Recently, her family received some closure.
For attorney Kelly Schulz, she told her kids not to obsess over the punishment for the man who killed her husband and their father. Instead, they're working to send a message and keep his memory alive.
"I don't know that there's any way to describe or put together -- having somebody who truly completes every aspect of you," said Kelly Schulz, speaking about her late husband Chris. "Somebody who truly makes you better."
When losing a loved one the way the Schulz family did, you wouldn't blame them for wanting one thing: Justice.
"Being able to close the chapter on that piece," Schulz told WHAS11.
It may surprise you, that hasn't been their priority.
"I never wanted to focus on what he had done to us," Schulz said.
It's been just over two years since 45-year-old Christopher Schulz was struck and killed by a drunk driver in the middle of the day by Seneca Golf Course.
Schulz passing through the crosswalk in a golf cart.
32-year-old Lazaro Pozo Illas driving through in a car, intoxicated twice the legal limit and going more than double the speed limit.
"There's no reason for that, absolutely no reason," Schulz said.
Fast forward to the last several weeks, and Illas has been found guilty of murder, and first-degree assault and wanton endangerment charges -- and a Jefferson County Circuit Court judge sentenced him to 30 years in prison.
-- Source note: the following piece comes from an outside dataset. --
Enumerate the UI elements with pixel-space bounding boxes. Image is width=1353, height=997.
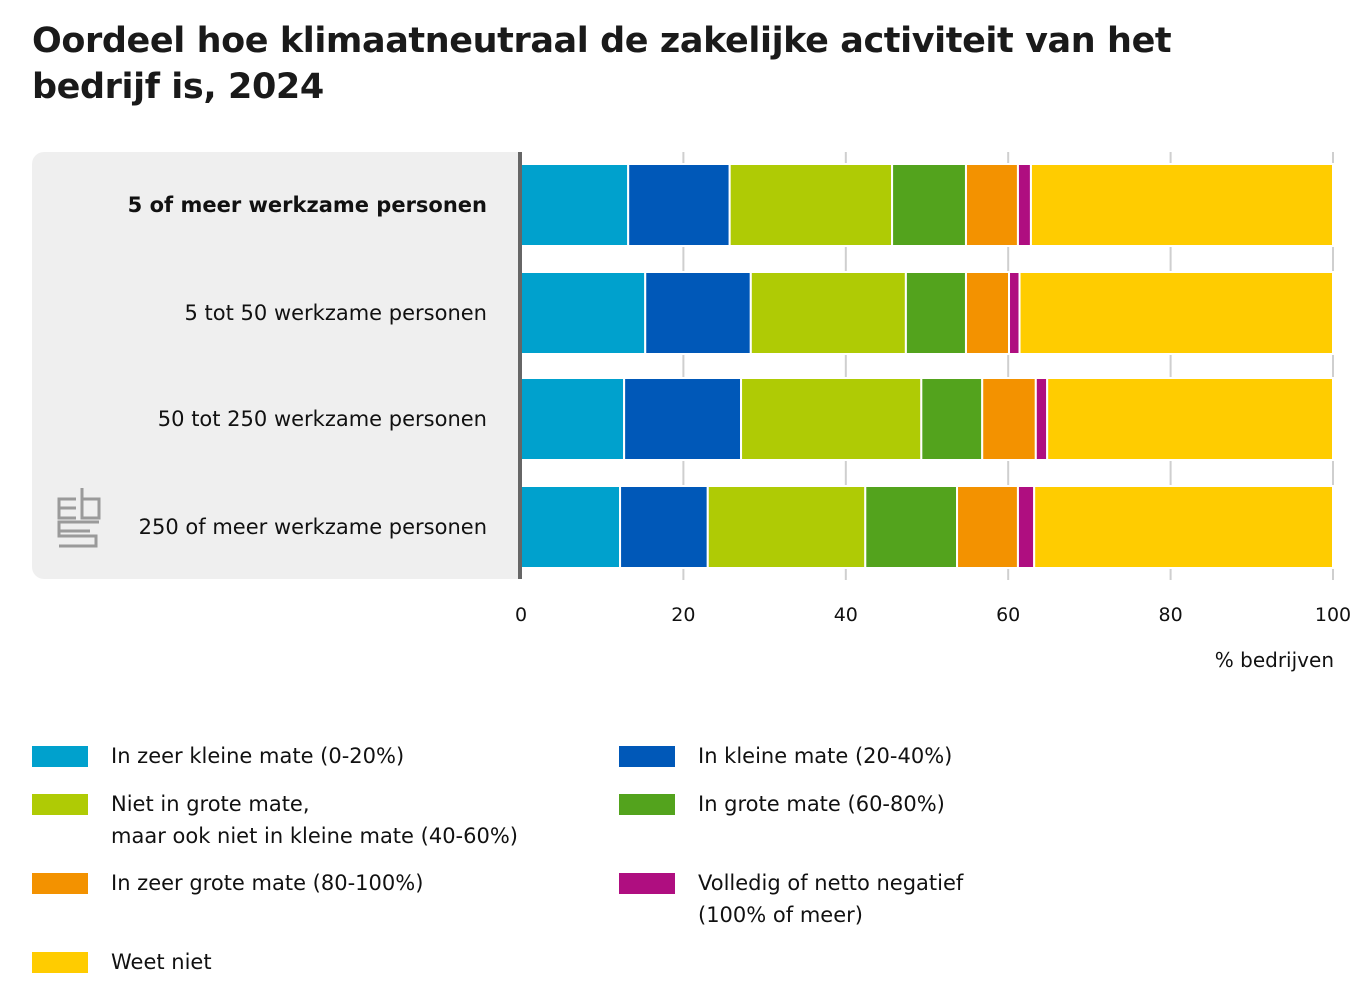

"Just to see that there's accountability. The accident shouldn't have happened," Schulz said.
Some relief for Schulz? Yes.
But her end goal? Not quite.
"There shouldn't be any tolerance whatsoever," she said.
Instead Schulz is advocating for awareness that impaired driving of any kind can kill.
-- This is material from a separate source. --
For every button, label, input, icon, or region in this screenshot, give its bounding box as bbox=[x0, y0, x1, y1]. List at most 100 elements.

Kentucky State Police data shows as of August 21, nearly 400 collisions have happened so far this year where drinking is suspected to have been involved. 14 leading to death.
"Speaking to friends, speaking to teenagers and college-aged kids that I'm around -- and just helping people understand the importance and ramifications," Schulz said.
Schulz is also calling for more protective measures, in areas like where her husband was killed.
"You put [speed] bumps, it's one of the most effective ways. It's not a high cost. You could have flashing lights," Schulz said.
Through the pain, a memorial of photos lining an entire wall inside their home is providing a path to reflect and cherish.
"That we were able to remember Chris, and carry on the traditions and the love," Schulz said.
WHAS 11 asked Schulz what the next steps are for her family. She says there are still some civil cases open, but she is prioritizing her kids. The oldest is starting his freshman year at the University of Kentucky.